Entités basées au Royaume-Uni : la DSP3 relève uniquement du droit de l’UE. Après le Brexit, le Royaume-Uni applique son propre cadre réglementaire, géré par la FCA. La réglementation britannique sur le BNPL (entrée en vigueur en juillet 2026) et le système de confirmation du bénéficiaire suivent une orientation similaire, mais les entreprises opérant dans les deux juridictions sont soumises à des obligations de conformité totalement distinctes.
Calendrier PSD3 : Quand entre-t-il en vigueur ?
La DSP3 sera déployée par phases, et non comme une simple mesure d'un seul coup :
- 28 juin 2023 — La Commission européenne a publié les propositions relatives à la DSP3 et au PSR
- 27 novembre 2025 — Accord politique provisoire conclu entre le Parlement européen et le Conseil
- Deuxième trimestre 2026 (estimation) — Publication au Journal officiel de l'Union européenne ; le règlement relatif au statut des services publics (RSSP) entre en vigueur 20 jours plus tard.

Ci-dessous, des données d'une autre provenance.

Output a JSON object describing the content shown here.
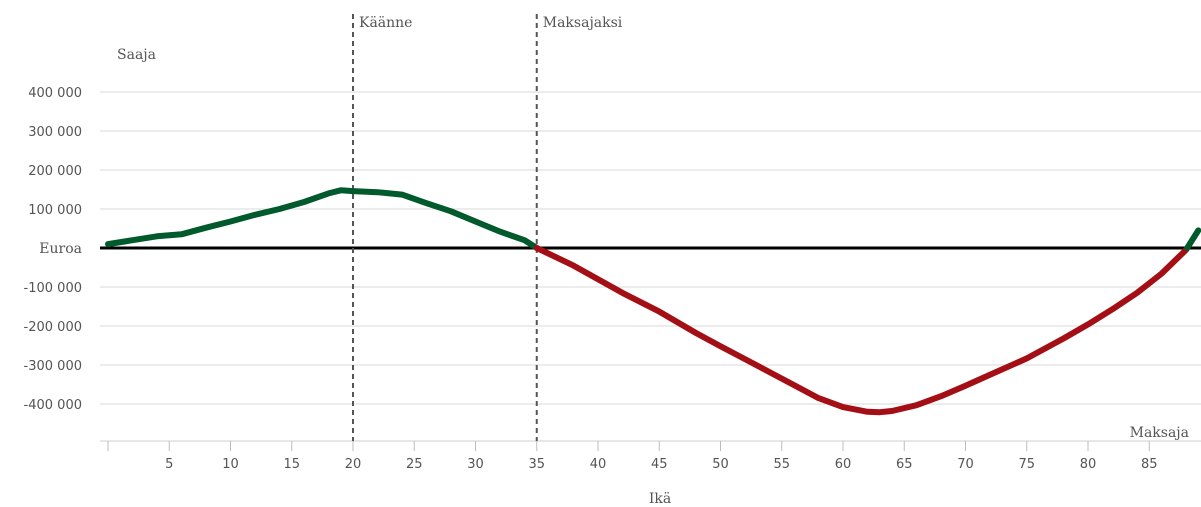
{
  "chart_data": {
    "type": "line",
    "xlabel": "Ikä",
    "ylabel_center": "Euroa",
    "label_top": "Saaja",
    "label_bottom": "Maksaja",
    "x_ticks": [
      5,
      10,
      15,
      20,
      25,
      30,
      35,
      40,
      45,
      50,
      55,
      60,
      65,
      70,
      75,
      80,
      85
    ],
    "y_ticks": [
      {
        "value": 400000,
        "label": "400 000"
      },
      {
        "value": 300000,
        "label": "300 000"
      },
      {
        "value": 200000,
        "label": "200 000"
      },
      {
        "value": 100000,
        "label": "100 000"
      },
      {
        "value": 0,
        "label": "Euroa"
      },
      {
        "value": -100000,
        "label": "-100 000"
      },
      {
        "value": -200000,
        "label": "-200 000"
      },
      {
        "value": -300000,
        "label": "-300 000"
      },
      {
        "value": -400000,
        "label": "-400 000"
      }
    ],
    "xlim": [
      0,
      89
    ],
    "ylim": [
      -500000,
      430000
    ],
    "markers": [
      {
        "x": 20,
        "label": "Käänne"
      },
      {
        "x": 35,
        "label": "Maksajaksi"
      }
    ],
    "colors": {
      "positive": "#005a2b",
      "negative": "#a30f14",
      "zero_line": "#000000",
      "marker": "#555555"
    },
    "series": [
      {
        "x": [
          0,
          2,
          4,
          6,
          8,
          10,
          12,
          14,
          16,
          18,
          19,
          20,
          22,
          24,
          26,
          28,
          30,
          32,
          34,
          35,
          38,
          40,
          42,
          45,
          48,
          50,
          52,
          55,
          58,
          60,
          62,
          63,
          64,
          66,
          68,
          70,
          72,
          75,
          78,
          80,
          82,
          84,
          86,
          88,
          89
        ],
        "y": [
          10000,
          20000,
          30000,
          35000,
          52000,
          68000,
          85000,
          100000,
          118000,
          140000,
          148000,
          146000,
          143000,
          137000,
          115000,
          94000,
          68000,
          42000,
          20000,
          0,
          -45000,
          -80000,
          -115000,
          -163000,
          -218000,
          -252000,
          -285000,
          -335000,
          -385000,
          -408000,
          -420000,
          -421000,
          -418000,
          -403000,
          -380000,
          -353000,
          -325000,
          -283000,
          -232000,
          -196000,
          -157000,
          -115000,
          -66000,
          -5000,
          45000
        ]
      }
    ]
  }
}
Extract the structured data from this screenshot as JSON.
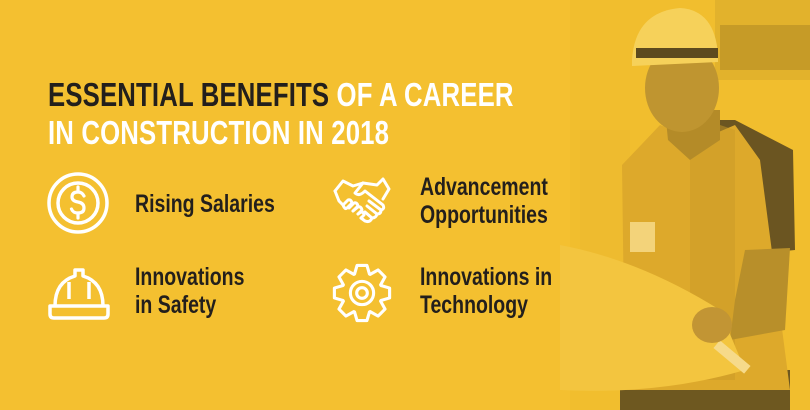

- 18 mois après l'entrée en vigueur — Délai imparti aux États membres pour transposer la directive PSD3 en droit national
- 24 mois après son entrée en vigueur — l’exigence de vérification de l’IBAN/du nom du bénéficiaire devient obligatoire (~2028)
- 24 à 30 mois après l'entrée en vigueur — Les autorisations PSD2 existantes sont maintenues ; une extension à 30 mois est possible.
- 2e et 3e trimestres 2028 (estimation) — Mise en application intégrale des directives PSD3 et PSR ; remplacement intégral des directives PSD2 et EMD2
Le délai de transposition de 18 mois n'est pas une période d'attente. Les règles de conduite du règlement sur la sécurité des produits (RSP) s'appliquent à l'ensemble de l'UE dès le 20e jour de sa publication. Une analyse des écarts par rapport au RSP – portant sur la mise en œuvre de l'authentification forte du client (SCA), la lutte contre la fraude, l'infrastructure API et l'octroi de licences de cryptomonnaies dans le cadre des règles de coordination de MiCA – devrait être menée dès maintenant.